Festa delle Lucerne 2010, ancora luci tremolanti che si perdono nella profondità di forme geometriche; quadrate, circolari, triangolari, nel viluppo di budelli antichi come la festa, che ogni quattro anni rinnova l’appuntamento con la vita degli abitanti l’antico Borgo Casamale.
E’ soprattutto festa della natura, dei campi coltivati alle pendici del Monte Somma, in onore della Madonna della Neve, dal 5 al 7 Agosto, quando la vita del rione si popola di antiche storie; all’incrocio dei vicoli è sempre imbandita una tavola, dove siedono festosi e ridanciani uomini di fatica contadina, con belle brocche di vino rosso piene di fette di gialle percoche.

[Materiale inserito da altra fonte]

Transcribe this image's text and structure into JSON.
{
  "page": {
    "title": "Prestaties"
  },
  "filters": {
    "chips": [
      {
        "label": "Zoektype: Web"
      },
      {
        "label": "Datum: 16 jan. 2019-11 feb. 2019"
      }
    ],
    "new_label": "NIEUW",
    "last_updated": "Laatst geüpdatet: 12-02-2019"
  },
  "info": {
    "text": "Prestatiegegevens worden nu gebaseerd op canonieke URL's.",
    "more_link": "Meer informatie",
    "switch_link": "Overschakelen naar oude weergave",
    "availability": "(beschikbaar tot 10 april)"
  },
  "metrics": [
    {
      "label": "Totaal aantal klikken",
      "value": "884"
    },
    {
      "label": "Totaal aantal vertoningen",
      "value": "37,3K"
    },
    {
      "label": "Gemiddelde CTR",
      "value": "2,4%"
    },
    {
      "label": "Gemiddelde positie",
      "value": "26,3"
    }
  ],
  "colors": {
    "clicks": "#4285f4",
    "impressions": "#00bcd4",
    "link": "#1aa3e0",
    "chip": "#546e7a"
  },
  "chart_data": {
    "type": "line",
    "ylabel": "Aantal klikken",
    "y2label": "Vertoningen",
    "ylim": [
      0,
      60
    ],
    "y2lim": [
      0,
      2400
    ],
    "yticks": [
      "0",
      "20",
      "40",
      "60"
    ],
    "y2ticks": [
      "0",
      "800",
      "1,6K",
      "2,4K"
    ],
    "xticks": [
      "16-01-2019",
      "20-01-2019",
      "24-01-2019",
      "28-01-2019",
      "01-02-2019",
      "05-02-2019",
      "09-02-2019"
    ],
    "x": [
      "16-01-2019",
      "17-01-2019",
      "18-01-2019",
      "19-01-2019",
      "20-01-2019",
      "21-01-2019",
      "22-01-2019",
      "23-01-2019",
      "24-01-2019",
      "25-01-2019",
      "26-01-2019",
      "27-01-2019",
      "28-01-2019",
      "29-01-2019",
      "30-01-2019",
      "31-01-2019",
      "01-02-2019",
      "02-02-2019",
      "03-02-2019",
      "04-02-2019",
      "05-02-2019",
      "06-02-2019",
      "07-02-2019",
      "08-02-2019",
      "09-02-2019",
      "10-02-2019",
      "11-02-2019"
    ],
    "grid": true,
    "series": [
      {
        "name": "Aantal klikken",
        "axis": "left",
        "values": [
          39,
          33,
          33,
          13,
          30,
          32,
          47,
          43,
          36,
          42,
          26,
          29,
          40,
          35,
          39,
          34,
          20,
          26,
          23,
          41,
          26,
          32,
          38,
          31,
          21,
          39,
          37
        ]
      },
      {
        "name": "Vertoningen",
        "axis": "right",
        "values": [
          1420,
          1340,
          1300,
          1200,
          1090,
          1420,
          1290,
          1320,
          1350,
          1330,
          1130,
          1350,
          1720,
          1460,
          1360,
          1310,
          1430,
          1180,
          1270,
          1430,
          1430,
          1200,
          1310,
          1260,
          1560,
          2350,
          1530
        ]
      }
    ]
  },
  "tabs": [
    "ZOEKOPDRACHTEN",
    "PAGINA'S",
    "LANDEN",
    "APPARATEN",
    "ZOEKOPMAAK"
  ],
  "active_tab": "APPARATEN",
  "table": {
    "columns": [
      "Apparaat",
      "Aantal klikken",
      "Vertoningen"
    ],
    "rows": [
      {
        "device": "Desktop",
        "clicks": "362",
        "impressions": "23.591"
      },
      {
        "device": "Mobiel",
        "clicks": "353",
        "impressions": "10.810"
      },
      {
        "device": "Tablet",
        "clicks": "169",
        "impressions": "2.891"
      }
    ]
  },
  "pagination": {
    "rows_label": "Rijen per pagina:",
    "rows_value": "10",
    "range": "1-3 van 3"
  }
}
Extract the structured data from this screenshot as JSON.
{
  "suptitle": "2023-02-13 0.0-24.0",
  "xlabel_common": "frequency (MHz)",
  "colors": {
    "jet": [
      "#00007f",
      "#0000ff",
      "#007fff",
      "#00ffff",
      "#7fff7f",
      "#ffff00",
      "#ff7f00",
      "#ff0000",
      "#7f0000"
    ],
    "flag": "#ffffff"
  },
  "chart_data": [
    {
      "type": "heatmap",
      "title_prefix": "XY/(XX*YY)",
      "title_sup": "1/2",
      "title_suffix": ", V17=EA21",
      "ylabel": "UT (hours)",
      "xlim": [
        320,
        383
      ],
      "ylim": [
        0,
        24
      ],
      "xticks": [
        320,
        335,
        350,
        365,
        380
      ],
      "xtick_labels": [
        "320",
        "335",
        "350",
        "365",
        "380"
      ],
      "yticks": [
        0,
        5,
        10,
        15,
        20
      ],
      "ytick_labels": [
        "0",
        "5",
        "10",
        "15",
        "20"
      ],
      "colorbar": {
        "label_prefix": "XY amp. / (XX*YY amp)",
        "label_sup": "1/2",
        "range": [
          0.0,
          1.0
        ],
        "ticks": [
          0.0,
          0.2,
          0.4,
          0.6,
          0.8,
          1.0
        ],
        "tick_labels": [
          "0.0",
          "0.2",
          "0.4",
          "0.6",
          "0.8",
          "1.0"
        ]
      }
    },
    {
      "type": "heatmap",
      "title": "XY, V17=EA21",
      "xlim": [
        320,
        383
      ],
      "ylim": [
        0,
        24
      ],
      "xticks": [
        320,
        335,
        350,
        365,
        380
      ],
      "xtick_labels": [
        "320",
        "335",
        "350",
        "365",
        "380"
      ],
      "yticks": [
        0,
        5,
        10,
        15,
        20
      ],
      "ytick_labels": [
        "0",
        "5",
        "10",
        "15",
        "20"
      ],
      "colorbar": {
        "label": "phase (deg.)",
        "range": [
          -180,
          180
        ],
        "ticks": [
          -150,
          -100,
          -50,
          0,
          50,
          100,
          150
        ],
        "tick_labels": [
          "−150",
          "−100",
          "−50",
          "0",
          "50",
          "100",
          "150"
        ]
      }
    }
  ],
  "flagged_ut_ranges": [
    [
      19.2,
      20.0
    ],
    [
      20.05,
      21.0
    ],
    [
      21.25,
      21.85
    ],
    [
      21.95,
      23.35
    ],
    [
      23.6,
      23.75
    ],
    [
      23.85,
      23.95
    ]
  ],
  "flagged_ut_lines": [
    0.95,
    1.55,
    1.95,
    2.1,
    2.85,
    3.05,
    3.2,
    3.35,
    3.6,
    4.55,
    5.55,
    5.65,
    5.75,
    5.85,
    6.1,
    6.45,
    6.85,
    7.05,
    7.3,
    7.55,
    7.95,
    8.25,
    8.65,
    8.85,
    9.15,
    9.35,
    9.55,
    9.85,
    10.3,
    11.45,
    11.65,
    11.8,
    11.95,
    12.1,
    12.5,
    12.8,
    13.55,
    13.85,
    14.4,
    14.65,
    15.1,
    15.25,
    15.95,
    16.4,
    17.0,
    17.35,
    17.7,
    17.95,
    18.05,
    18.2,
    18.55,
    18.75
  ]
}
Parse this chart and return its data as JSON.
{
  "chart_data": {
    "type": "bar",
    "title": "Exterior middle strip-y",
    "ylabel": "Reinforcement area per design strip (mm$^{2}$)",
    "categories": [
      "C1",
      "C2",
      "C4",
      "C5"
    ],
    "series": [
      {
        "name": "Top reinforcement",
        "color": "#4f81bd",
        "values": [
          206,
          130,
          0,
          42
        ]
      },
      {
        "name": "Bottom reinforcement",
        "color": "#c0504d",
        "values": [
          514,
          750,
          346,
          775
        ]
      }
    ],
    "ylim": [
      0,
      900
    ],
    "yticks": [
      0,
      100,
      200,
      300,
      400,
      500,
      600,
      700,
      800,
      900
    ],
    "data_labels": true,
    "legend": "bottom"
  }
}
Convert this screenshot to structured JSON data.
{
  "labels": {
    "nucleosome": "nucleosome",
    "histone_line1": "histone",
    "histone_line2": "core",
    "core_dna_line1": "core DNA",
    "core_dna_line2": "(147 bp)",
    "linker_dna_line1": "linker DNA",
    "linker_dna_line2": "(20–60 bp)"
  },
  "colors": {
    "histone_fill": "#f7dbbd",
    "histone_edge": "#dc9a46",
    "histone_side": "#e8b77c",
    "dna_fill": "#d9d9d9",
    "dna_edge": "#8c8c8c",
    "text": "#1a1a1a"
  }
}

Le lucerne ardono a più non posso, e tutte insieme inneggiano alla natura, alla vita e alle stagioni che sempre si rinnovano, alla fertilità della terra, ma anche alla vita di uomini e donne, ai piaceri del corpo ( cibo, sesso, gola ) da rendere pubblici attraverso canti a fronne’, prima declamati a voce alta nei campi e poi nel mezzo di feste popolari, dove cadono e si abbattono tabù e divieti.
Festa pagana, e tempo sospeso.
In questi canti sempre ricorrono storie di amori e belle figliole, di nascite, di eventi connessi al ciclo delle stagioni dove la vita stessa dei contadini prende a scandire il suo tempo attraverso le modulazioni della natura; non sempre benigne, perché la natura è anche sciagura, dolore, catastrofe, penuria, morte.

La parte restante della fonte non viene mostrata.